• Question: What are you most fasonated by?

    Asked by rider491 to Claire, Kate, Matt, Rob, Sam on 14 Jun 2013. This question was also asked by rhiannonwelham.
    • Photo: Sam Geen

      Sam Geen answered on 14 Jun 2013:


      Long answer (short answer at the bottom!): The fact that we exist at all is incredible and fascinating. Matter has to collapse into galaxies, then into dense clouds of gas and dust, then into stars like the Sun, which have to explode to make some of the elements that we need to exist, then into planets, all of which is stupidly complicated and which people still don’t understand properly. Then the planet has to be in the right conditions for life to form, which is even more stupidly complicated, and all of this takes billions of years. Trees begin to shoot up out of the ground, birds take flight, and eventually people build rockets and explore the solar system, or develop art and music and philosophy, or appreciate the beauty of the world. So the fact that intelligent life exists is really amazing. I was at a talk today where the speaker was talking about how people now think that water used to cover Mars. As she was talking it made me kind of sad that there are things I’ll never know in my lifetime – maybe I’ll never meet an alien, or see another planet for myself. But the fact that we know so much about the universe and have all these amazing pictures right on this planet, and that we even exist at all, is amazing and really special, and I’m grateful that I exist right now to see it all and be part of the scientific process that uncovers these secrets of the universe.

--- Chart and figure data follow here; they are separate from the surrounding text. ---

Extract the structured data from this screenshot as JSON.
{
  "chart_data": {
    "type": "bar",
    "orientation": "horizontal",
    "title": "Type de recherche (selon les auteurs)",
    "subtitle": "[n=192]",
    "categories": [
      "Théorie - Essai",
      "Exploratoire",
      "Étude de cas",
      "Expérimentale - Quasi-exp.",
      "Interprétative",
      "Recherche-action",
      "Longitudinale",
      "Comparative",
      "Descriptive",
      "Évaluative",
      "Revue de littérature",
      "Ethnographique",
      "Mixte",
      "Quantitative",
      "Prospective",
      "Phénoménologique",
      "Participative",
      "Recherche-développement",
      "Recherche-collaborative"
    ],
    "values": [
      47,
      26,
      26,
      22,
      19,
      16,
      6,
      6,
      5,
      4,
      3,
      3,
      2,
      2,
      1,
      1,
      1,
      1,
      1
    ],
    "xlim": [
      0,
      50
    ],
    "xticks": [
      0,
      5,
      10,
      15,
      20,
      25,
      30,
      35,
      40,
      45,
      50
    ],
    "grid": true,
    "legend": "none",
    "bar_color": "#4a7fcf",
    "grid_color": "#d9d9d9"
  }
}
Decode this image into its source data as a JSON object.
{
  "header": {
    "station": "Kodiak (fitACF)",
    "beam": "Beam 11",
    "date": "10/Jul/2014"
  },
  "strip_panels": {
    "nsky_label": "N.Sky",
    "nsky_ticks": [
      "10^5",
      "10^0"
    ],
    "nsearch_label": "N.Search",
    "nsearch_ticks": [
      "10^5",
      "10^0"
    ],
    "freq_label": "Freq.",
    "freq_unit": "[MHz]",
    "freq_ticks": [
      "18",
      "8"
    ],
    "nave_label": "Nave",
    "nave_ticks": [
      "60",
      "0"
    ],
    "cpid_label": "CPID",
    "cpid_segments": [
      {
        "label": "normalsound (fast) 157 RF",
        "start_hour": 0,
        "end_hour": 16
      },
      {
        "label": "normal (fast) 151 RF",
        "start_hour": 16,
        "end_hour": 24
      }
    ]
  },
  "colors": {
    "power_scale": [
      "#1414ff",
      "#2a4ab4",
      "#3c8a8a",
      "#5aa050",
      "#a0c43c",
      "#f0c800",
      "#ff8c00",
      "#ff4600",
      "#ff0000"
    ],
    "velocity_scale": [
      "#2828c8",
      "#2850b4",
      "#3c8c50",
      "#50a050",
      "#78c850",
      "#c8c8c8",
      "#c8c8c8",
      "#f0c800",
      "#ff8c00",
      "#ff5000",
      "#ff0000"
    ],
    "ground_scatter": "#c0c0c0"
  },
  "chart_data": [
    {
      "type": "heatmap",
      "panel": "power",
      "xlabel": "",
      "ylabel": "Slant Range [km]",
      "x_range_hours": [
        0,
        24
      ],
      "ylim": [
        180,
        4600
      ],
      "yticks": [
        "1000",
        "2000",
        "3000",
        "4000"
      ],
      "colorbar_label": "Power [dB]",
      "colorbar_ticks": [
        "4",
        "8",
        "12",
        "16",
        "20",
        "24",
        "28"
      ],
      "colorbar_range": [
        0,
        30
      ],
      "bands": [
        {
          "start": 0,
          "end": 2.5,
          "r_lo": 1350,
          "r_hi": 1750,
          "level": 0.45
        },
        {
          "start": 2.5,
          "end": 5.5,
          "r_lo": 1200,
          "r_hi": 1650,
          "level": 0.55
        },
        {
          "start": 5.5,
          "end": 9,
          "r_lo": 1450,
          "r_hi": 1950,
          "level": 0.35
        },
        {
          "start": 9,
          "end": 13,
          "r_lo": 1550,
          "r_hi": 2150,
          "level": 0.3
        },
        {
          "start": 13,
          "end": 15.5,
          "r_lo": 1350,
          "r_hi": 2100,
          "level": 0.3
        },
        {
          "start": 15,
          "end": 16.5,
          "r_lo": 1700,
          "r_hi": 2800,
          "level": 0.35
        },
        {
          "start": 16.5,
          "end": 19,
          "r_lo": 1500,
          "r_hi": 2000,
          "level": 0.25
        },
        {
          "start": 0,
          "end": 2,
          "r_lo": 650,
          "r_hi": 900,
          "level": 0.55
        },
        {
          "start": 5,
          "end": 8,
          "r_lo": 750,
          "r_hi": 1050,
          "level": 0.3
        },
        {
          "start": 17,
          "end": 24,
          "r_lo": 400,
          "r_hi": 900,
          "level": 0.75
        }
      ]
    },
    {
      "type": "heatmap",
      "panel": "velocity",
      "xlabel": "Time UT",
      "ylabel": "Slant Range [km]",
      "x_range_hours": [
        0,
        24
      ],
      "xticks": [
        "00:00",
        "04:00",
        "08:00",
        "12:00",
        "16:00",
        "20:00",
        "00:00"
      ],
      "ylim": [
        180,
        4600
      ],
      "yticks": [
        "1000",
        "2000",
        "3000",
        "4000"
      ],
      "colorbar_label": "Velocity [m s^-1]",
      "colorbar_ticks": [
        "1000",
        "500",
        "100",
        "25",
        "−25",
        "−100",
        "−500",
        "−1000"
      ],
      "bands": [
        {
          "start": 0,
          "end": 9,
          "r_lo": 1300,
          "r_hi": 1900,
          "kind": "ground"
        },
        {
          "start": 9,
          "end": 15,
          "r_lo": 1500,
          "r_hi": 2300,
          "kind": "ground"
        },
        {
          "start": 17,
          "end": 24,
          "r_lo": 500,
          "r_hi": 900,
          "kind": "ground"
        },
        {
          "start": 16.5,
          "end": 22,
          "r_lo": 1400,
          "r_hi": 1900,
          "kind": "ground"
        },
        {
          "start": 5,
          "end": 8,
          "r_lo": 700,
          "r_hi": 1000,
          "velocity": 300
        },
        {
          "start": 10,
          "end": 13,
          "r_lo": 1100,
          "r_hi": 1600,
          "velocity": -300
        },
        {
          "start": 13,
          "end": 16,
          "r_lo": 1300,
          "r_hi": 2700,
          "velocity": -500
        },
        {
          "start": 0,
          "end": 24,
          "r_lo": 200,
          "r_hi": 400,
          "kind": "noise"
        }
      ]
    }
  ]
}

      Short answer: I’m fascinated by everything in the universe.

    • Photo: Robert Woolfson

      Robert Woolfson answered on 15 Jun 2013:


      Life, the universe and everything. One of the reasons I became a scientist was that I was incredibly curious as a kid and science was a good place for me to put that to good use without getting myself in trouble. As I started to get more into science I got more and more fascinated by it. Now, I find pretty much all of science interesting.

    • Photo: Matthew Pankhurst

      Matthew Pankhurst answered on 15 Jun 2013:


      How variable the universe is, and how it’s full of contradictions. It’s so big, so complicated and yet so simple. It’s full of colour and shape and warmth and cold. It’s got nice bits to be in, it’s got awful places to be in. It’s changing all the time. And, if we ever understand it all, would that mean the universe would also exist inside our minds….?!

      Also, my 1 year old is pretty fascinating… I can’t understand how one little person can like yoghurt THAT much.

    • Photo: Claire Lee

      Claire Lee answered on 17 Jun 2013:


      I’ve been thinking about this for the whole weekend because I really wasn’t sure. There are a lot of things that fascinate me – how things work, why the universe is the way it is… Even how steam trains work! (My son is 3 and is obsessed with steam trains, and I just realised that I have no idea how to build one.)

      No seriously – despite working on the world’s biggest experiment, if somehow I was thrown back in time a couple of hundred years, I really don’t know how much I could contribute to change the world. I couldn’t build a computer from scratch – I doubt I could create electricity. I couldn’t even build a steam train that works! It’s amazing how much we take for granted. I gotta learn how to do these things, you know, just in case I’m sent back to 1600 or something.

      Anyway, that wasn’t the question (sorry for the detour – but seriously!? What could you do?). What fascinates me most (at least right now) is PEOPLE. The way people think, and feel, and most specifically the way they learn. Children and adults learn in completely different ways – did you know that? I have a 3 year old son and it has been amazing watching him grow, what he finds interesting at different points in his life (what IS it with kids and yoghurt, Matt?). I’ve also taught first-year physics students, and they are completely different. The human brain is an amazing thing.

      And memes. Memes! I am just totally amazed at how something completely random can develop into a sort of internet cult, and something equally random just gets passed over. I love memes.

      When I was young one thing I really wanted was to see a “working” human brain. I thought that it would be pretty cool to watch – turns out that it’s not interesting at all (I don’t know this from personal experience though). I think that probably makes me weird. Maybe I shouldn’t have written that. Hmm…. Well, anyway, the human brain! That’s what fascinates me, and has for ages!

    • Photo: Kate Husband

      Kate Husband answered on 20 Jun 2013:


      I’ve been thinking about this a while and I have to say I’m not sure! There are loads of things I’m interested in (space, galaxy formation and evolution, other bits of physics, how your brain works…) and I think it depends a bit on my mood or what I’m doing as to what is the most fascinating.